L’insegnamento della religione cattolica (IRC) è un’istituzione italiana del Concordato del 1929. Dal 1984 è facoltativo e gli alunni possono uscire dall’aula per dedicarsi ad altre attività. Gli insegnanti di religione compiono un percorso diverso rispetto ai loro colleghi: vengono selezionati dalla Curia che li giudica in base alla condotta morale e li segnala al preside della scuola.

TESI FAVOREVOLI

TESI CONTRARIE

01 - L'adesione all'ora di religione è in calo. Gli studenti la frequentano per abitudine e per condizionamenti sociali e familiari

L’ora di religione è facoltativa e secondo i dati CEI è seguita d circa l’88% degli studenti. Per i sostenitori, anche se i dati sono in leggera diminuzione dal 1993 ad oggi, l’insegnamento è comunque molto richiesto e seguito anche da studenti stranieri e di altre confessioni religiose.
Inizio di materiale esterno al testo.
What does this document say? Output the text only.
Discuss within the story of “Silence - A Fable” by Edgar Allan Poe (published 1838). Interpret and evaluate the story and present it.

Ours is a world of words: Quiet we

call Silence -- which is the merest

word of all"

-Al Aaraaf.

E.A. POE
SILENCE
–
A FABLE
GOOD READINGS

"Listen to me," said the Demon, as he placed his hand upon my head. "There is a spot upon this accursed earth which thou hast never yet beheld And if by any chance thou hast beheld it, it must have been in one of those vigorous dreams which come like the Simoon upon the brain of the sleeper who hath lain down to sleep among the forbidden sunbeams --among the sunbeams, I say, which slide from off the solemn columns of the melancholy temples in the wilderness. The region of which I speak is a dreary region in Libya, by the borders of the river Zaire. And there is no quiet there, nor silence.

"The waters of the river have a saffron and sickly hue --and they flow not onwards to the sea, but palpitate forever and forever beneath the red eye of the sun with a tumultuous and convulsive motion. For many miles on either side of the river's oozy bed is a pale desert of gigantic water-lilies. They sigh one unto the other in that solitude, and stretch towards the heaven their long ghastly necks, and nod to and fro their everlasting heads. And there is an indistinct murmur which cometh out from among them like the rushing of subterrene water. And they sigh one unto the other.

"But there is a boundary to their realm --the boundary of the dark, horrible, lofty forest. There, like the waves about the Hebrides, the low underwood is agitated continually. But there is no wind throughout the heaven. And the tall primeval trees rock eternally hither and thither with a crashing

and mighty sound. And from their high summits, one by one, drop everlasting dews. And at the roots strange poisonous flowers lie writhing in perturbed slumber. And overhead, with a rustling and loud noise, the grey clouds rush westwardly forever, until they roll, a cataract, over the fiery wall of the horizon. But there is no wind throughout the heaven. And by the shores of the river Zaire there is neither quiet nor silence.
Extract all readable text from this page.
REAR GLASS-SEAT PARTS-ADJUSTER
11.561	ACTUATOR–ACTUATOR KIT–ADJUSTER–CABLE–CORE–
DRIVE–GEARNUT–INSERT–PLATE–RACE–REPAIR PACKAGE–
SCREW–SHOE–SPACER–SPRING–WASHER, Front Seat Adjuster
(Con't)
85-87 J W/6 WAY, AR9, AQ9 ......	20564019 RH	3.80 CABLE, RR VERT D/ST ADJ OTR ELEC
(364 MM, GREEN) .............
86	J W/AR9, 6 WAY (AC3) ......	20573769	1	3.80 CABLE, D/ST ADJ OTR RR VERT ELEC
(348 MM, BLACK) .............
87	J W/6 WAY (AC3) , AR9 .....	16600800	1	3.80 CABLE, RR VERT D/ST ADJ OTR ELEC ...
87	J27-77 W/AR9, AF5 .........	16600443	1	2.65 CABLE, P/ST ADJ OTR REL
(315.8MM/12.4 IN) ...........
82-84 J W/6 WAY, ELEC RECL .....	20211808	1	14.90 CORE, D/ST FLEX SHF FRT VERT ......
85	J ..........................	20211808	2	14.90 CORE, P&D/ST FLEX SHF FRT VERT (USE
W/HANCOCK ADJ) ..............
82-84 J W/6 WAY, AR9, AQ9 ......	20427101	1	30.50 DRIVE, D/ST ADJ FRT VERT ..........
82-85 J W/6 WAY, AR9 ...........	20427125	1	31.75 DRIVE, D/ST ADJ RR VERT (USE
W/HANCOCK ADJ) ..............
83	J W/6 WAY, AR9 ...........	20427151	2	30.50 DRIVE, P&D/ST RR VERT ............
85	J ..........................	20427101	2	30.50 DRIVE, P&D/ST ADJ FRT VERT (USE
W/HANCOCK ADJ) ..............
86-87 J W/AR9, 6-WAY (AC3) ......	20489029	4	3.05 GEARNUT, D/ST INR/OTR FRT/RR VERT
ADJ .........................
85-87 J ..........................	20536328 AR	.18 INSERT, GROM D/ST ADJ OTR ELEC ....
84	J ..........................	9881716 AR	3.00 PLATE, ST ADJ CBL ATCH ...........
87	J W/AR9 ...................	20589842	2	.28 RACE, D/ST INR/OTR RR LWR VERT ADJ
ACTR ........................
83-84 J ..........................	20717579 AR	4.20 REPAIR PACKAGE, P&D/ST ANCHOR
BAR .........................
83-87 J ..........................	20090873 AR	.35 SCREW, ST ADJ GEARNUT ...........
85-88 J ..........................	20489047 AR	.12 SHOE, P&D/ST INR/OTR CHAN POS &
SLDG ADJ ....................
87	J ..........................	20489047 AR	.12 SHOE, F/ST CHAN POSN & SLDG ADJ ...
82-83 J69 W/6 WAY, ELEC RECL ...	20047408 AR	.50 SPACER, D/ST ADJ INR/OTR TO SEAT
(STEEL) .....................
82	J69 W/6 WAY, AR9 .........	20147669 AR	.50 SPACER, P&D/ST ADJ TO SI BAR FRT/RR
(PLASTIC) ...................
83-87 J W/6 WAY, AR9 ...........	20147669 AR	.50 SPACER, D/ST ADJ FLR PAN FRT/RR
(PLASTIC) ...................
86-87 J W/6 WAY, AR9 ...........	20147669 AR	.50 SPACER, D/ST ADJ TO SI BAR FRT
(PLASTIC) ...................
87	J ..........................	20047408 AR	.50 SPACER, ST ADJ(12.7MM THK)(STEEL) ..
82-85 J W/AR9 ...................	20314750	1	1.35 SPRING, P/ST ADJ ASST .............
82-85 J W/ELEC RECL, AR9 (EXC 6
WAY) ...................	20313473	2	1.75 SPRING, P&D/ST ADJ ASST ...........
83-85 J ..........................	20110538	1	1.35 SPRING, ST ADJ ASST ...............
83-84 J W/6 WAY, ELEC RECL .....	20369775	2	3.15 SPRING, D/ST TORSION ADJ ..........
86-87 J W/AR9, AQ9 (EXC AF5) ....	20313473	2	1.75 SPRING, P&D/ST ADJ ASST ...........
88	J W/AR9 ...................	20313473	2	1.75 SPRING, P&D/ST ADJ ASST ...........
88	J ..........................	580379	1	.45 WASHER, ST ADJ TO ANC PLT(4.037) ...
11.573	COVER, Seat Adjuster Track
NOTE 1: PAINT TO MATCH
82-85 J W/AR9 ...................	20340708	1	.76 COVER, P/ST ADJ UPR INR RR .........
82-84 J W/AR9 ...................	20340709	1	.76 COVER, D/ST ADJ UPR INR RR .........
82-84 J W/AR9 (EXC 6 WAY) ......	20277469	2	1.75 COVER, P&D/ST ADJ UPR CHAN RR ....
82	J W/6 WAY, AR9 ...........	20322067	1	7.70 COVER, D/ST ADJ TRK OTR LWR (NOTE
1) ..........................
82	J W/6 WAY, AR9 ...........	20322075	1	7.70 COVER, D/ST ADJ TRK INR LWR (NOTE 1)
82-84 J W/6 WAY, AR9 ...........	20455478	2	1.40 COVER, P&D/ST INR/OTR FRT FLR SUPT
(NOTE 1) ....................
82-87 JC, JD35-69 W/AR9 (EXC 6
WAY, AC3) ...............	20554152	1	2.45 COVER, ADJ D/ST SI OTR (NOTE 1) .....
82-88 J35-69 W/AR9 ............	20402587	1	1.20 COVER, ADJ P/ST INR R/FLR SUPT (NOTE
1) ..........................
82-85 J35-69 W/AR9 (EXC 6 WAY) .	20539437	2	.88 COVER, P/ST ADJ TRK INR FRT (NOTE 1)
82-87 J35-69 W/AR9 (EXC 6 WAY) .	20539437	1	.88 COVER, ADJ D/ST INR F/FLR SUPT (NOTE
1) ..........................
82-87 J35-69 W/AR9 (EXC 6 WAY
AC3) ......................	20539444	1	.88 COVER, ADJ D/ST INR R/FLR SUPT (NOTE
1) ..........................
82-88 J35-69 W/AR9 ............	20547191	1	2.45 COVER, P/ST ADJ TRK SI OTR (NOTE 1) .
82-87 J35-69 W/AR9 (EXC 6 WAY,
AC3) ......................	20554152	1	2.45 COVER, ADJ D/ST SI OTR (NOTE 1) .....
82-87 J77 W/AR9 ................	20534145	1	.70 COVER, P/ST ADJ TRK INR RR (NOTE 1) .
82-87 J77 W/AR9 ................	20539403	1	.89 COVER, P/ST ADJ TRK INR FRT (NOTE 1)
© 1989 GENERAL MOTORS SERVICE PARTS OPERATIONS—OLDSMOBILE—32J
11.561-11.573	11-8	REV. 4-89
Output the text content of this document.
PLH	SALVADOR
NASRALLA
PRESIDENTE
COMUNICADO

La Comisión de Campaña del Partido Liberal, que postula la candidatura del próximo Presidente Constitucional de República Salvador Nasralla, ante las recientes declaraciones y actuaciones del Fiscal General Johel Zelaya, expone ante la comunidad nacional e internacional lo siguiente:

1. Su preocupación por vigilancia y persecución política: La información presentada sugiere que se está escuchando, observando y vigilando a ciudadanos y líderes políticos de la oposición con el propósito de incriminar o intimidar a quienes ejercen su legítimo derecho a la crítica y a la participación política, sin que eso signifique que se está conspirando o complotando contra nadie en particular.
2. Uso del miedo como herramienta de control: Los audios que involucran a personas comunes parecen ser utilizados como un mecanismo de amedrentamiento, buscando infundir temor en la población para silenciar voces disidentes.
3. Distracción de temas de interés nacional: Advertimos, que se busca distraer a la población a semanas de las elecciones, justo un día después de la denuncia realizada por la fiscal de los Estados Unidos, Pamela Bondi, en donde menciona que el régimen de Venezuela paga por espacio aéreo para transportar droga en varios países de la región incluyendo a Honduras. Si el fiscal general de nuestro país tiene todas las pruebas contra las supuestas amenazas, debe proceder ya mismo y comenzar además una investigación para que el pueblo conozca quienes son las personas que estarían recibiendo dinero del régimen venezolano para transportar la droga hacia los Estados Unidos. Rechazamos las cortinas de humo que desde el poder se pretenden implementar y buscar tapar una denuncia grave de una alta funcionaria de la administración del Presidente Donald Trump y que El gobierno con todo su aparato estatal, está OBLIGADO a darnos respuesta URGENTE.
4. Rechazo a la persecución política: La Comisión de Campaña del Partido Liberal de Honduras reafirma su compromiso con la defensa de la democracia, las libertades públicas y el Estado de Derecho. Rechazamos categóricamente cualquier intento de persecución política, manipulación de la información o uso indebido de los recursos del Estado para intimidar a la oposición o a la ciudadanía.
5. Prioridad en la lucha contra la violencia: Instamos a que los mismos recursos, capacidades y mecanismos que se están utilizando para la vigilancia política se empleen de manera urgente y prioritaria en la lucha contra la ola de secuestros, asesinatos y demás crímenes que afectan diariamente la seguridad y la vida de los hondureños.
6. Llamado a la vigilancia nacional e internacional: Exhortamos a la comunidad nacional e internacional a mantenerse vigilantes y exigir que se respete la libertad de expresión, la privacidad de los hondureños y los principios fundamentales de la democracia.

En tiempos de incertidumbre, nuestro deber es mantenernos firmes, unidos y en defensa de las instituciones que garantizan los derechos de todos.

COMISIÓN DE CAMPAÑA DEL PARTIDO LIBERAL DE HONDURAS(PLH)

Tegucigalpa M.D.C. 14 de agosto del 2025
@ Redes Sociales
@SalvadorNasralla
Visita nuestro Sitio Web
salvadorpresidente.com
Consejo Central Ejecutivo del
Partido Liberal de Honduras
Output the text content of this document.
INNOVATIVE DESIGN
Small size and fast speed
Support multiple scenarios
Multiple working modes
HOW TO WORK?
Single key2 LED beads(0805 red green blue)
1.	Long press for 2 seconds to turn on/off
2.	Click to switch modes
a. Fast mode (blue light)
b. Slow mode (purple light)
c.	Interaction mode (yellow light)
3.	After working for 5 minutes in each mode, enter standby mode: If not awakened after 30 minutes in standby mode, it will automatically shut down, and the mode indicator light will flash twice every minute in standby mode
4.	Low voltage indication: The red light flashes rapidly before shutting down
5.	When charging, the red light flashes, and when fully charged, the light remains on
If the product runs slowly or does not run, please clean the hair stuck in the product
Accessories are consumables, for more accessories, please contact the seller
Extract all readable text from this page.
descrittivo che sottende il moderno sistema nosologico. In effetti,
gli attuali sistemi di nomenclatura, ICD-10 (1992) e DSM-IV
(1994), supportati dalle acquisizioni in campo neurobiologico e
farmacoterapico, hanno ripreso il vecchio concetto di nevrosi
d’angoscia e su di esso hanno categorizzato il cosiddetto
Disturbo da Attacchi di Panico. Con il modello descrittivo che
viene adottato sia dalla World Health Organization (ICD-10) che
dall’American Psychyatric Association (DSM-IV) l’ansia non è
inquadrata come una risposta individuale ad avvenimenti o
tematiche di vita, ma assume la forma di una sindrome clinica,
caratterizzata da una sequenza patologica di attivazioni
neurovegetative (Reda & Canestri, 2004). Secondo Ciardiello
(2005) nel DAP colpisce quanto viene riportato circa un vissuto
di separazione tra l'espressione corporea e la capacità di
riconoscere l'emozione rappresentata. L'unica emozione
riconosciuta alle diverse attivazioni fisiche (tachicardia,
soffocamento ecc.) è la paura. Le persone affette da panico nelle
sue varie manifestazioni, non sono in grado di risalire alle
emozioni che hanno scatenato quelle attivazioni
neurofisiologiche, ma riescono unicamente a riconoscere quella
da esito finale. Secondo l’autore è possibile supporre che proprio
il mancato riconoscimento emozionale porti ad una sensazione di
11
Secondo i dati CEI l’adesione all’ora di religione è in netto calo, soprattutto nel nord Italia e tra gli studenti delle scuole superiori. Per l’UAAR l’insegnamento continua ad essere seguito per abitudine, per condizionamenti sociali e familiari, e per la distribuzione delle ore durante la giornata.

02 - L’ora di religione è indispensabile per il bagaglio culturale degli studenti

A difesa dell’insegnamento della religione si sono schierati anche personaggi della cultura laica come Massimo Cacciari, che lo ritiene indispensabile per il bagaglio culturale degli studenti. Tra i sostenitori dell’IRC spiccano, inoltre, il cardinale Bagnasco e Angelo Bertone, blogger ed insegnante.

Secondo gli esponenti dell’UAAR (Unione Atei Agnostici Razionalisti), l’insegnamento della religione cattolica è discriminatorio e in contrasto con la laicità dello Stato. Critiche sono mosse anche in merito a percorso e retribuzione degli insegnanti. Per Corrado Augias e Andrea Atzeni non dovrebbe essere insegnata nelle scuole pubbliche.